BOGOR, Indonesia — With its tree-lined streets, Dutch colonial buildings and soothing botanical gardens, the quaint West Java mountain town of Bogor hardly appears a hotbed of religious intolerance. Yet Bogor is on the front line of a national debate in Indonesia about religious freedom, amid an increase in discrimination and violent attacks against minority Christians and Islamic sects.
Andri Tambunan for The International Herald Tribune
A local Christian congregation, known as GKI Yasmin, has been closed since 2008.
The battle of Bogor centers on its mayor, Diani Budiarto, who for two years has ignored a Supreme Court order to reinstate a building permit he revoked in 2008 for a local Christian congregation, known as GKI Yasmin, and sealed off its church construction site.
The Yasmin case has drawn international attention, including from the Vatican, the United Nations and the U.S. State Department. However, Mr. Diani, who is Muslim, insists he is not discriminating against Christians, but only following national regulations on houses of worship. He said 8 of the 60 required signatures from local residents supporting the new church were forged.
“This is an issue of regulations,” Mr.

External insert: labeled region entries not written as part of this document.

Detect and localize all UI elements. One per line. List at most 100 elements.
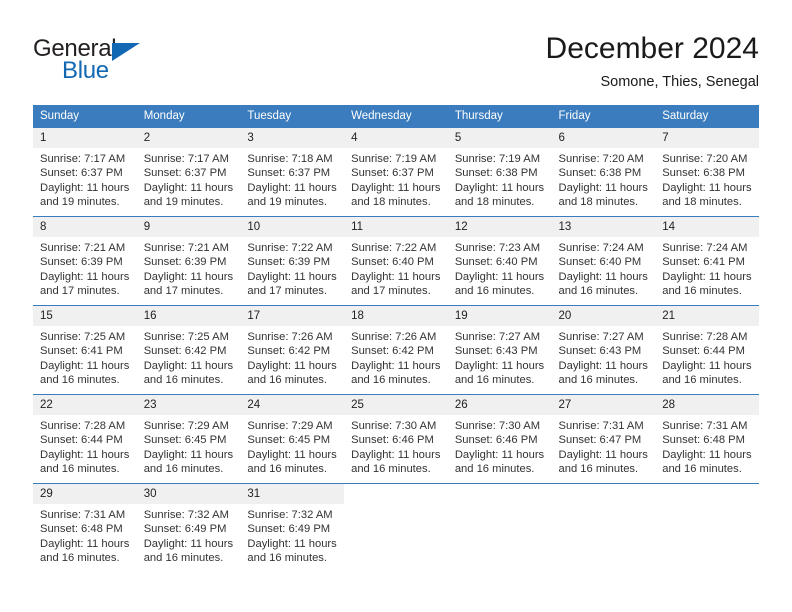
sunset-text: Sunset: 6:40 PM xyxy=(558,256,642,269)
sunrise-text: Sunrise: 7:19 AM xyxy=(351,153,437,165)
day-sun-info: Sunrise: 7:17 AM Sunset: 6:37 PM Daylight:… xyxy=(33,148,137,210)
calendar-day-cell[interactable]: 23 Sunrise: 7:29 AM Sunset: 6:45 PM Dayligh… xyxy=(136,394,241,484)
sunrise-text: Sunrise: 7:21 AM xyxy=(40,242,126,254)
calendar-week-row: 8 Sunrise: 7:21 AM Sunset: 6:39 PM Daylight… xyxy=(33,216,759,306)
calendar-day-cell[interactable]: 15 Sunrise: 7:25 AM Sunset: 6:41 PM Dayligh… xyxy=(33,305,137,395)
sunrise-text: Sunrise: 7:32 AM xyxy=(143,509,229,521)
sunset-text: Sunset: 6:41 PM xyxy=(662,256,745,269)
weekday-header-wednesday: Wednesday xyxy=(344,105,448,128)
sunset-text: Sunset: 6:42 PM xyxy=(351,345,434,358)
calendar-day-cell[interactable]: 30 Sunrise: 7:32 AM Sunset: 6:49 PM Dayligh… xyxy=(136,483,241,573)
calendar-day-cell[interactable]: 8 Sunrise: 7:21 AM Sunset: 6:39 PM Daylight… xyxy=(33,216,137,306)
calendar-week-row: 22 Sunrise: 7:28 AM Sunset: 6:44 PM Dayligh… xyxy=(33,394,759,484)
daylight-text-line1: Daylight: 11 hours xyxy=(351,359,441,372)
daylight-text-line1: Daylight: 11 hours xyxy=(40,448,130,461)
daylight-text-line1: Daylight: 11 hours xyxy=(351,270,441,283)
sunset-text: Sunset: 6:39 PM xyxy=(143,256,227,269)
calendar-day-cell[interactable]: 19 Sunrise: 7:27 AM Sunset: 6:43 PM Dayligh… xyxy=(447,305,552,395)
calendar-day-cell[interactable]: 25 Sunrise: 7:30 AM Sunset: 6:46 PM Dayligh… xyxy=(344,394,448,484)
sunset-text: Sunset: 6:38 PM xyxy=(662,167,745,180)
day-number: 24 xyxy=(240,395,345,415)
sunrise-text: Sunrise: 7:29 AM xyxy=(143,420,229,432)
sunrise-text: Sunrise: 7:29 AM xyxy=(247,420,333,432)
sunset-text: Sunset: 6:39 PM xyxy=(247,256,331,269)
calendar-day-cell[interactable]: 6 Sunrise: 7:20 AM Sunset: 6:38 PM Daylight… xyxy=(551,127,656,217)
calendar-day-cell[interactable]: 22 Sunrise: 7:28 AM Sunset: 6:44 PM Dayligh… xyxy=(33,394,137,484)
sunrise-text: Sunrise: 7:30 AM xyxy=(454,420,541,432)
calendar-day-cell[interactable]: 1 Sunrise: 7:17 AM Sunset: 6:37 PM Daylight… xyxy=(33,127,137,217)
day-sun-info: Sunrise: 7:17 AM Sunset: 6:37 PM Daylight:… xyxy=(137,148,241,210)
daylight-text-line2: and 16 minutes. xyxy=(662,285,742,298)
calendar-day-cell[interactable]: 28 Sunrise: 7:31 AM Sunset: 6:48 PM Dayligh… xyxy=(655,394,759,484)
title-block: December 2024 Somone, Thies, Senegal xyxy=(546,30,759,92)
calendar-day-cell[interactable]: 7 Sunrise: 7:20 AM Sunset: 6:38 PM Daylight… xyxy=(655,127,759,217)
calendar-day-cell[interactable]: 29 Sunrise: 7:31 AM Sunset: 6:48 PM Dayligh… xyxy=(33,483,137,573)
day-number: 1 xyxy=(33,128,137,148)
daylight-text-line1: Daylight: 11 hours xyxy=(143,448,234,461)
daylight-text-line2: and 16 minutes. xyxy=(351,374,431,387)
calendar-day-cell[interactable]: 11 Sunrise: 7:22 AM Sunset: 6:40 PM Dayligh… xyxy=(344,216,448,306)
sunrise-text: Sunrise: 7:27 AM xyxy=(558,331,644,343)
day-sun-info: Sunrise: 7:18 AM Sunset: 6:37 PM Daylight:… xyxy=(240,148,344,210)
sunrise-text: Sunrise: 7:28 AM xyxy=(662,331,748,343)
calendar-day-cell[interactable]: 27 Sunrise: 7:31 AM Sunset: 6:47 PM Dayligh… xyxy=(551,394,656,484)
calendar-day-cell[interactable]: 12 Sunrise: 7:23 AM Sunset: 6:40 PM Dayligh… xyxy=(447,216,552,306)
sunset-text: Sunset: 6:38 PM xyxy=(558,167,642,180)
day-number: 31 xyxy=(240,484,345,504)
day-number: 21 xyxy=(655,306,759,326)
daylight-text-line1: Daylight: 11 hours xyxy=(351,181,441,194)
day-number: 4 xyxy=(344,128,448,148)
day-number: 12 xyxy=(447,217,552,237)
weekday-header-friday: Friday xyxy=(551,105,656,128)
calendar-day-cell[interactable]: 31 Sunrise: 7:32 AM Sunset: 6:49 PM Dayligh… xyxy=(240,483,345,573)
sunrise-text: Sunrise: 7:19 AM xyxy=(454,153,541,165)
daylight-text-line1: Daylight: 11 hours xyxy=(247,181,337,194)
weekday-header-saturday: Saturday xyxy=(655,105,759,128)
calendar-day-cell[interactable]: 5 Sunrise: 7:19 AM Sunset: 6:38 PM Daylight… xyxy=(447,127,552,217)
sunset-text: Sunset: 6:42 PM xyxy=(143,345,227,358)
day-sun-info: Sunrise: 7:20 AM Sunset: 6:38 PM Daylight:… xyxy=(552,148,656,210)
calendar-day-cell[interactable]: 21 Sunrise: 7:28 AM Sunset: 6:44 PM Dayligh… xyxy=(655,305,759,395)
sunrise-text: Sunrise: 7:30 AM xyxy=(351,420,437,432)
daylight-text-line2: and 16 minutes. xyxy=(662,463,742,476)
calendar-day-cell[interactable]: 24 Sunrise: 7:29 AM Sunset: 6:45 PM Dayligh… xyxy=(240,394,345,484)
daylight-text-line1: Daylight: 11 hours xyxy=(40,270,130,283)
day-sun-info: Sunrise: 7:27 AM Sunset: 6:43 PM Daylight:… xyxy=(448,326,552,388)
calendar-page: General Blue December 2024 Somone, Thies… xyxy=(0,0,792,612)
day-number: 30 xyxy=(136,484,241,504)
calendar-day-cell[interactable]: 4 Sunrise: 7:19 AM Sunset: 6:37 PM Daylight… xyxy=(344,127,448,217)
calendar-day-cell[interactable]: 13 Sunrise: 7:24 AM Sunset: 6:40 PM Dayligh… xyxy=(551,216,656,306)
sunset-text: Sunset: 6:41 PM xyxy=(40,345,123,358)
daylight-text-line2: and 18 minutes. xyxy=(351,196,431,209)
weekday-header-sunday: Sunday xyxy=(33,105,137,128)
calendar-day-cell[interactable]: 20 Sunrise: 7:27 AM Sunset: 6:43 PM Dayligh… xyxy=(551,305,656,395)
daylight-text-line2: and 18 minutes. xyxy=(558,196,639,209)
daylight-text-line1: Daylight: 11 hours xyxy=(558,359,648,372)
daylight-text-line1: Daylight: 11 hours xyxy=(143,181,234,194)
day-number: 5 xyxy=(447,128,552,148)
calendar-day-cell[interactable]: 26 Sunrise: 7:30 AM Sunset: 6:46 PM Dayligh… xyxy=(447,394,552,484)
weekday-header: Sunday Monday Tuesday Wednesday Thursday… xyxy=(33,105,759,128)
day-number: 3 xyxy=(240,128,345,148)
calendar-day-cell-empty xyxy=(447,483,552,573)
calendar-day-cell[interactable]: 2 Sunrise: 7:17 AM Sunset: 6:37 PM Daylight… xyxy=(136,127,241,217)
day-sun-info: Sunrise: 7:28 AM Sunset: 6:44 PM Daylight:… xyxy=(655,326,759,388)
general-blue-logo[interactable]: General Blue xyxy=(33,36,233,88)
day-sun-info: Sunrise: 7:19 AM Sunset: 6:37 PM Daylight:… xyxy=(344,148,448,210)
calendar-day-cell[interactable]: 16 Sunrise: 7:25 AM Sunset: 6:42 PM Dayligh… xyxy=(136,305,241,395)
day-sun-info: Sunrise: 7:31 AM Sunset: 6:48 PM Daylight:… xyxy=(33,504,137,566)
sunset-text: Sunset: 6:49 PM xyxy=(247,523,331,536)
calendar-day-cell[interactable]: 17 Sunrise: 7:26 AM Sunset: 6:42 PM Dayligh… xyxy=(240,305,345,395)
calendar-day-cell[interactable]: 10 Sunrise: 7:22 AM Sunset: 6:39 PM Dayligh… xyxy=(240,216,345,306)
day-sun-info: Sunrise: 7:25 AM Sunset: 6:42 PM Daylight:… xyxy=(137,326,241,388)
calendar-header-row: Sunday Monday Tuesday Wednesday Thursday… xyxy=(33,105,759,128)
day-number: 9 xyxy=(136,217,241,237)
calendar-day-cell[interactable]: 9 Sunrise: 7:21 AM Sunset: 6:39 PM Daylight… xyxy=(136,216,241,306)
sunrise-text: Sunrise: 7:27 AM xyxy=(454,331,541,343)
day-number: 15 xyxy=(33,306,137,326)
calendar-day-cell[interactable]: 14 Sunrise: 7:24 AM Sunset: 6:41 PM Dayligh… xyxy=(655,216,759,306)
calendar-day-cell[interactable]: 3 Sunrise: 7:18 AM Sunset: 6:37 PM Daylight… xyxy=(240,127,345,217)
weekday-header-tuesday: Tuesday xyxy=(240,105,345,128)
calendar-day-cell[interactable]: 18 Sunrise: 7:26 AM Sunset: 6:42 PM Dayligh… xyxy=(344,305,448,395)
daylight-text-line1: Daylight: 11 hours xyxy=(454,448,545,461)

Diani said in an interview. “It’s not a religious issue.”
But many analysts, Christian groups, and religious and human rights advocates say the issue is very much about religion, not just in Bogor but across Indonesia. They link it to the implementation of regional autonomy in 1999 as part of the country’s transition toward democracy after the late President Suharto’s three decades of highly centralized, authoritarian rule.